Aber warum führt „reduktive Theologie“ zur Schrumpfung der Kirchen? Garth erklärt: „Dieser fundamentalistische Rationalismus macht aus der großen Geschichte Gottes mit der Menschheit ein armseliges Trauerspiel der Auflösung des Glaubens in lauter harmlose Existenzialismen und Moralismen. Das ist nicht nur eng, das ist langweilig.“ (S. 90) Er ist zudem „ein Commitment-Killer erster Güte. Eine Kirche mit einer beschädigten Christologie vermag nicht das Commitment zu generieren, das für einen missionarischen Aufbruch des Glaubens notwendig ist.“ (S. 147) Warum trotz dieser klaren Fakten ein Teil der freikirchlichen Evangelikalen ernsthaft mit der Theologie der großen Kirchen flirtet, wird mir wohl immer ein Rätsel bleiben.

Was sich ändern muss: Die Bibel hochhalten und eine gesunde Christologie entwickeln

Trotz der harten Diagnose ist Garth keineswegs ein Pessimist in Bezug auf die Zukunft der Kirche, im Gegenteil: Er ist überzeugt, dass der christliche Glaube seine beste Zeit noch vor sich hat. Aber was muss denn nun aus seiner Sicht nun geschehen, damit Kirche Zukunft hat? Sie muss zunächst einen anderen Umgang mit der Bibel finden: „Die Kirche der Zukunft wird auf jeden Fall die Bibel als einzigartiges Dokument der Offenbarung Gottes hochhalten.“ (S. 92) Denn: „Das Christentum ist wesensmäßig eine Offenbarungsreligion.“ (S. 97)

Garths Ausführungen zum Thema Bibelverständnis bleiben allerdings ein wenig vage. Wichtiger scheint ihm zu sein, dass die Kirche wieder eine solide Christologie (Lehre von Christus) entwickelt. Denn im Moment ist seine Wahrnehmung: „In der evangelischen Kirche ist überhaupt nicht mehr klar, wer Jesus Christus ist.“ (S. 152) Wenn aber „der Christus der Verkündigung nicht mehr der Christus der Bibel und der kirchlichen Bekenntnisse ist (vom Apostolischen Glaubensbekenntnis bis zum Bekenntnis von Barmen), dann sind die Folgen leere Kirchen, frustrierte Prediger, gelangweilte Menschen, keine Bekehrungen. Dann wird das ganze Christentum müde und farblos. Der Grund? Gottes Geist macht sich rar. … Der Heilige Geist sagt: »Nicht mein Jesus! Da bleib ich zu Hause.«“ (S. 118/119) Deshalb ist Garth überzeugt: „Die Neuformatierung von einer Volkskirche zu einer missionarischen Kirche benötigt eine gesunde, biblische, und gemäß den altkirchlichen und reformatorischen Bekenntnissen geformte Christologie.“ (S. 26)

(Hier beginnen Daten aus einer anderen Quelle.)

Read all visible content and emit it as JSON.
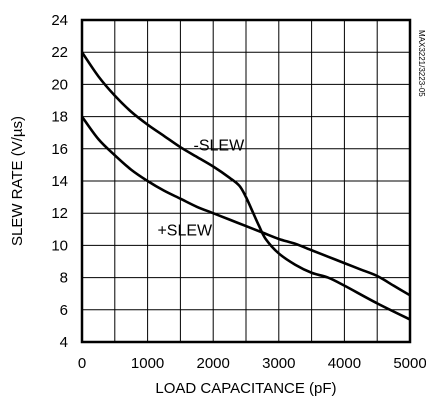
{
  "chart_data": {
    "type": "line",
    "title": "",
    "xlabel": "LOAD CAPACITANCE (pF)",
    "ylabel": "SLEW RATE (V/µs)",
    "xlim": [
      0,
      5000
    ],
    "ylim": [
      4,
      24
    ],
    "x_ticks": [
      0,
      1000,
      2000,
      3000,
      4000,
      5000
    ],
    "y_ticks": [
      4,
      6,
      8,
      10,
      12,
      14,
      16,
      18,
      20,
      22,
      24
    ],
    "x_tick_labels": [
      "0",
      "1000",
      "2000",
      "3000",
      "4000",
      "5000"
    ],
    "y_tick_labels": [
      "4",
      "6",
      "8",
      "10",
      "12",
      "14",
      "16",
      "18",
      "20",
      "22",
      "24"
    ],
    "grid": true,
    "grid_x_step": 500,
    "grid_y_step": 2,
    "figure_code": "MAX3221/3223-05",
    "series": [
      {
        "name": "-SLEW",
        "color": "#000000",
        "x": [
          0,
          250,
          500,
          750,
          1000,
          1250,
          1500,
          1750,
          2000,
          2250,
          2400,
          2500,
          2600,
          2700,
          2800,
          3000,
          3250,
          3500,
          3750,
          4000,
          4500,
          5000
        ],
        "y": [
          22.0,
          20.5,
          19.3,
          18.3,
          17.5,
          16.8,
          16.1,
          15.5,
          14.9,
          14.2,
          13.7,
          13.0,
          12.1,
          11.2,
          10.4,
          9.5,
          8.8,
          8.3,
          8.0,
          7.5,
          6.4,
          5.4
        ]
      },
      {
        "name": "+SLEW",
        "color": "#000000",
        "x": [
          0,
          250,
          500,
          750,
          1000,
          1250,
          1500,
          1750,
          2000,
          2250,
          2500,
          2750,
          3000,
          3250,
          3500,
          3750,
          4000,
          4250,
          4500,
          4750,
          5000
        ],
        "y": [
          18.0,
          16.6,
          15.6,
          14.7,
          14.0,
          13.4,
          12.9,
          12.4,
          12.0,
          11.6,
          11.2,
          10.8,
          10.4,
          10.1,
          9.7,
          9.3,
          8.9,
          8.5,
          8.1,
          7.5,
          6.9
        ]
      }
    ],
    "annotations": [
      {
        "text": "-SLEW",
        "x": 1700,
        "y": 15.9
      },
      {
        "text": "+SLEW",
        "x": 1150,
        "y": 10.6
      }
    ]
  }
}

Die Jungfrauengeburt ist entscheidend

Eine gesunde Christologie macht Garth ganz besonders auch an der Jungfrauengeburt fest: „Dass Jesus wahrer Mensch und wahrer Gott ist, findet seinen unüberbietbaren Ausdruck in der Jungfrauengeburt. Nur ein paar Theologen des Westens, welche eine unglaublich arrogante Skepsis zur norma normans, zum normierenden Prinzip gemacht haben und in ihrer Gefolgschaft einige von Zweifeln beseelte Abendländler, meinen, dass der Glaube unbeschadet bleibt ohne »Jungfrau.«“ (S. 96) Hier muss die Kirche also zwingend zurück zu ihren Bekenntnisgrundlagen, denn: „Ohne eine von reduktiver Überfremdung gereinigte Christologie gibt es keinen Aufbruch des Glaubens.“ (S. 157) Punkt. Auch seine vielen internationalen Erfahrungen bestärken Garth in dieser Sichtweise: „Ich war öfters in Afrika, Indien und in anderen Teilen der Welt und habe dort studiert, wie Gemeinden sich entwickeln, welche missionarischen Konzept sie vertreten und was ihre Theologie ausmacht. Ich habe von verschiedenen Pastoren und Gemeindegründern mehrfach einen Satz gehört: »Wenn du willst, dass deine Gemeinde stirbt und dass dein Dienst ohne Frucht bleibt, dann übernimm die Theologie Europas!«“ (S. 160) Umso wichtiger ist es Garth, dass das Christentum in Deutschland endlich von den weltweit wachsenden Kirchen lernt.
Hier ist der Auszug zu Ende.